Jimmie Åkesson will mehr Ämter und Einfluss
Der Vorsitzende der Schwedendemokraten, Jimmie Åkesson, versucht seit Langem, seiner Partei ein bürgerliches Antlitz zu geben. Nun sagte er, an der Seite Kristerssons stehend, die „Streichung roter Linien“ sei wichtig. Zudem machte er deutlich, dass der politische Einfluss und die Zahl der Ministerposten im Verhältnis zum Wahlergebnis stehen müssten. Ein Migrationsminister Åkesson höre sich gut an. „Aber so weit sind wir noch nicht“, sagte Åkesson. Gesetzt sei nur der künftige Ministerpräsident, und das werde Kristersson.
Derzeit liegen die Schwedendemokraten in Umfragen bei rund 20 Prozent, die Moderaten bei nur 17 Prozent, Christdemokraten und Liberale wiederum sind weit abgeschlagen bei fünf beziehungsweise zwei Prozent. Obwohl seine Partei in Umfragen deutlich vor den Moderaten liegt, verzichtet Åkesson somit auf den Anspruch auf das Amt des Ministerpräsidenten. Dieses Zugeständnis an Kristersson dient ihm offenbar dazu, endlich die schon lange angestrebte Regierungsbeteiligung zu bekommen. Denn eine Mehrheit für einen SD-Ministerpräsidenten würde seine Partei im Parlament wohl derzeit ohnehin nicht erhalten. Angenommen wird darum, dass Åkesson schon auf die Wahl 2030 blicken dürfte, bei der er dann auch den Anspruch auf das Ministerpräsidentenamt erheben könnte.
Der Deal zwischen Åkesson und Kristersson sorgte in Schweden für Kritik. Es sei Åkesson, der regiere, nicht Kristersson, sagte die Parteichefin der oppositionellen Sozialdemokraten, Magdalena Andersson. Kristersson riskiere, der schwächste Ministerpräsident in der Geschichte des Landes zu werden. Künftig drohten zwei Leute am Steuer zu sitzen, so Andersson. „Einer, der sagt, dass er der Chef ist. Und der andere, der in der Praxis regiert.“ Anderssons Partei liegt in Umfragen derzeit mit rund 33 Prozent weit in Führung. Allerdings ist der linke Block im Parlament zerstritten. Unklar ist, wie Andersson eine Mehrheit bilden könnte.

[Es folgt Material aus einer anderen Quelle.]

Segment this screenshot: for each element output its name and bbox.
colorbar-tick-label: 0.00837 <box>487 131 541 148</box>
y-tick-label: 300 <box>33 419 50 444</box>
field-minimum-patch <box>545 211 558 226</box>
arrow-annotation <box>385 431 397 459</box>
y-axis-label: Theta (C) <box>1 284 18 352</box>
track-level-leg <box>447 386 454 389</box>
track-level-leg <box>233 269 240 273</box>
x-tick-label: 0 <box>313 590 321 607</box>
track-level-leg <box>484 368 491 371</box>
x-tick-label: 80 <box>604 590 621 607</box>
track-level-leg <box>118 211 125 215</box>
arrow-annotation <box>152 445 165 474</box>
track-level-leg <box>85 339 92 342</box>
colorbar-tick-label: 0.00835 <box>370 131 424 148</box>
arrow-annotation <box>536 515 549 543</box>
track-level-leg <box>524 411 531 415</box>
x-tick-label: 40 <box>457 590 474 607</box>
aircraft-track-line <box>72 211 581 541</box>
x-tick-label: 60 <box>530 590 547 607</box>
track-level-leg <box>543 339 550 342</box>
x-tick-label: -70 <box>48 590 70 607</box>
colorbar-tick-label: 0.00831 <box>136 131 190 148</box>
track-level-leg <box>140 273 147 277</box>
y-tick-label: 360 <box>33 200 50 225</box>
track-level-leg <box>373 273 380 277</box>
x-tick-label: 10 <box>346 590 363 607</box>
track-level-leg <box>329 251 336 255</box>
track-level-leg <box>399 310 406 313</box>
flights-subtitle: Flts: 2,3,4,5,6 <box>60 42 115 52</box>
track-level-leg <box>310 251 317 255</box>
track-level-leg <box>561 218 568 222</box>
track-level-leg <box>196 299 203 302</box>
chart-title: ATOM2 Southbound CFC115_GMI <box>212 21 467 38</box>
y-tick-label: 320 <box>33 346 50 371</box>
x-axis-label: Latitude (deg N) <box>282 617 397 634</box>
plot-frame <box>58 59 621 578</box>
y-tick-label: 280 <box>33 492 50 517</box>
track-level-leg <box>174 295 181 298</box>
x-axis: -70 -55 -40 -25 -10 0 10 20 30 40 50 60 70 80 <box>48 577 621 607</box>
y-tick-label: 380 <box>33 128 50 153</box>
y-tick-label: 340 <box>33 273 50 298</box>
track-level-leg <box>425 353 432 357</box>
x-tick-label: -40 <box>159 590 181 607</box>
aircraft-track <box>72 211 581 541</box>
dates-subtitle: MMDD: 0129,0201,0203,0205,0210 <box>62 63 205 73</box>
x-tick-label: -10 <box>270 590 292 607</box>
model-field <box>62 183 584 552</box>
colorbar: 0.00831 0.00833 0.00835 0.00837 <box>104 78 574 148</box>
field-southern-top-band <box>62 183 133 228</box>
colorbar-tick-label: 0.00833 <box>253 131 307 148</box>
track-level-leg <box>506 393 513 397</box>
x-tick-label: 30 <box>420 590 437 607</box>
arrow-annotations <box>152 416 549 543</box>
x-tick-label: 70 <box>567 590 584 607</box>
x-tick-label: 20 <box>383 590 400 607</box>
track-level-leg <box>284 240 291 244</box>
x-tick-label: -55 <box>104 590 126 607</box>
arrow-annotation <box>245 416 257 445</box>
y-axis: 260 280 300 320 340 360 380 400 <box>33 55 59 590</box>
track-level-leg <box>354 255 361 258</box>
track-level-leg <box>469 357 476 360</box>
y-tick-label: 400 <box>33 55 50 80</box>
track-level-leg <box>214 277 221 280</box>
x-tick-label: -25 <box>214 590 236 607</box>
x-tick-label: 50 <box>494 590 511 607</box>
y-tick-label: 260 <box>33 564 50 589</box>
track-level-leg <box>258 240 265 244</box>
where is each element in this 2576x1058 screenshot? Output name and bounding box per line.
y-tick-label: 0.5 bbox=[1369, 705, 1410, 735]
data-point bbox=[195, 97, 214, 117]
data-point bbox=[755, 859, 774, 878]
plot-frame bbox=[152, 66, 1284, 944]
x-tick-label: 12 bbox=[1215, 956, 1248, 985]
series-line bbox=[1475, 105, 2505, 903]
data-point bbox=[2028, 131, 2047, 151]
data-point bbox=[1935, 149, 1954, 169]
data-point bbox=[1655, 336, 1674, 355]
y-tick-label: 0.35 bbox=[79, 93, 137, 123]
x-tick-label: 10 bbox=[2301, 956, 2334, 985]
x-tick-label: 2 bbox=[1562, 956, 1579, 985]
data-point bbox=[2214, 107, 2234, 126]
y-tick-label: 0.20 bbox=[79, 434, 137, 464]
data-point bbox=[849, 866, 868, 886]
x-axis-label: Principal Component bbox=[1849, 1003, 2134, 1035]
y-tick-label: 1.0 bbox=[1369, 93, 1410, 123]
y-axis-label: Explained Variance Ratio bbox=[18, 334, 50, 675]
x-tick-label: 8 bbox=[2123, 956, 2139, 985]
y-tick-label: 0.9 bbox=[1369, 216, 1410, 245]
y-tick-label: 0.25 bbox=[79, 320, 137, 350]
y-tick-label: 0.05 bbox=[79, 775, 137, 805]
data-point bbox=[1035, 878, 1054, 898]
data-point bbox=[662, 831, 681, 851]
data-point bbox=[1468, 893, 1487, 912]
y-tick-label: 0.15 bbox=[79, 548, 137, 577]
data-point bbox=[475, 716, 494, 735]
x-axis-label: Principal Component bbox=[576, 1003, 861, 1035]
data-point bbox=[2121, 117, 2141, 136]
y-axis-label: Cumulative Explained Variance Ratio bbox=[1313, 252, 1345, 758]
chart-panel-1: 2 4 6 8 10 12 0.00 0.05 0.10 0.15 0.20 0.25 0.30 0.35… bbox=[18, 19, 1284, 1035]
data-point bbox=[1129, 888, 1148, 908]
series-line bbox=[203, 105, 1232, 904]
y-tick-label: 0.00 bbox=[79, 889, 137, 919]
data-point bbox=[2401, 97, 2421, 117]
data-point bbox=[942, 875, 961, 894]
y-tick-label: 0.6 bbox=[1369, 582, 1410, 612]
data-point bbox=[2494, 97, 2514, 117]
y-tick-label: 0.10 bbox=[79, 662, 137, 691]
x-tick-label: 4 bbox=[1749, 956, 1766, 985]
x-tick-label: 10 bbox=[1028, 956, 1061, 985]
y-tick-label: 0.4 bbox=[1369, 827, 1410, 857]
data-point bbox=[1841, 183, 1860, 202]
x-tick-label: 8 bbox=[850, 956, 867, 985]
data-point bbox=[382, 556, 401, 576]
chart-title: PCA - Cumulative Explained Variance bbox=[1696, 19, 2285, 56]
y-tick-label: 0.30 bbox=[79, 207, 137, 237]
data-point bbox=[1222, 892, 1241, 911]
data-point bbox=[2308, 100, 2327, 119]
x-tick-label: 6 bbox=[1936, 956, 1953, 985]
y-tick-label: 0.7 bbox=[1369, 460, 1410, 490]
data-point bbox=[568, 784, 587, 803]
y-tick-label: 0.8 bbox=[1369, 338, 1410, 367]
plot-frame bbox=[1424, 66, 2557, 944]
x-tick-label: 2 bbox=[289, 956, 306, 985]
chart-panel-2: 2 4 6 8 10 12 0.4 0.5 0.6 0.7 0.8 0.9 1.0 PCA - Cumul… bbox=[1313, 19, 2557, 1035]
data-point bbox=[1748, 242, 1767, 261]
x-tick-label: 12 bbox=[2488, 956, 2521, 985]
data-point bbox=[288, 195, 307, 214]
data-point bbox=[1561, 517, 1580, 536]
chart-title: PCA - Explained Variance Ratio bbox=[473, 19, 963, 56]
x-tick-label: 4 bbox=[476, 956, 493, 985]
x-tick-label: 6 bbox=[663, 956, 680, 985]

Unklar ist jedoch auch, wie eine bürgerliche Regierung, deren stärkste Kraft die Schwedendemokraten sind, in der Praxis regieren könnte. Abgesehen vom Thema Migration sind in vielen anderen Politikfeldern die Unterschiede immens, etwa in der Außenpolitik. So pries etwa Åkesson den Auftritt des amerikanischen Vizepräsidenten J. D. Vance im vorigen Jahr auf der Münchner Sicherheitskonferenz als „unglaublich befreiend“. Vance hatte da behauptet, die größte Bedrohung Europas gehe von innen aus, Meinungsfreiheit und Demokratie seien im Niedergang.